Groupon Eliminating 500 Jobs, Mostly In Illinois
Groupon begins a wave of layoffs, reports the Sun-Times. About fifteen percent of the workforce will be let go. A spokesman “could not specify how many will be at the e-commerce company’s Chicago base, 600 West Chicago, where it already is making office space available on a sublease. With remote work common… Illinois-based positions could include workers living in another state… ‘Our cost structure and our performance are not aligned. In order to position Groupon to successfully execute our turnaround plan, we have to lower our cost structure,’ CEO Kedar Deshpande said in a message to employees. The message was posted as the daily deals provider announced a widening loss during its second quarter amid a precipitous loss of revenue.” Adds the Trib, “Once the face of Chicago’s tech startup scene, Groupon has been in decline for much of the past decade… Departing employees were notified Monday, with some asked to stay on for a period of time to assist with the transition, according to the letter. Where possible, they will be given the option to keep their laptops, avail themselves of outplacement services and submit their information to a Groupon talent list to be posted on LinkedIn.”

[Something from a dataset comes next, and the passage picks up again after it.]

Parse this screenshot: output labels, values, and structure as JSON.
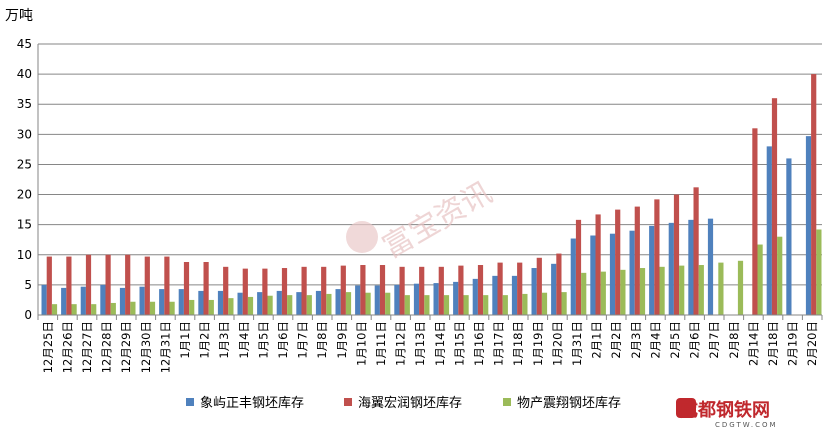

Police Chief: “Really Focused” On Rooftops On Bud Billiken Parade
“In light of the massacre at Highland Park’s Independence Day parade, Chicago Police Superintendent David Brown announced that city officials are ‘really focused’ on rooftops along the route of Saturday’s Bud Billiken Parade through the South Side,” reports the Sun-Times. “Brown said city officials have been involved in planning the parade since March and have since ramped up discussions about ‘various aspects of security,’ including the police resources dedicated to the parade. The police department is specifically interested in rooftops and ‘other high-ground areas in relation to that lesson learned from Highland Park.'”
NASCAR Gets Great Deal
“Documents obtained by Crain’s through Freedom of Information Act requests shed light on the pacts between City Hall and organizers of NASCAR and Lollapalooza. Some of the details are eye-popping… New details show NASCAR will have access to the site for longer than previously stated and the race could be extended beyond the three years announced by Lightfoot in July.” The contract, gotten under that FOIA request says that “NASCAR will pay the Chicago Park District $550,000 in 2023 and 2024 for exclusive use of much of Grant Park and $605,000 in 2025.” The event “will include two races each weekend and a fan festival that is likely to include concerts. The contract grants NASCAR access to the Petrillo Band Shell on Wednesday through Sunday of race week. Unlike the park district’s deal with Lollapalooza organizers, C3 Presents, the city is not getting a cut of any sponsorships related to the NASCAR event or a broadcast deal… The NASCAR contract doesn’t specify what repairs NASCAR will have to pay for at the conclusion of the event, but the company will lay down a $50,000 security deposit and officials from both parties will tour the site before and after the event with a third-party contractor… The company will be provided a ‘staging window’ of twenty-one days prior and ten days after the event to two areas of the event map marked as the ‘Pit Road Paddock,'” part of a VIP offering.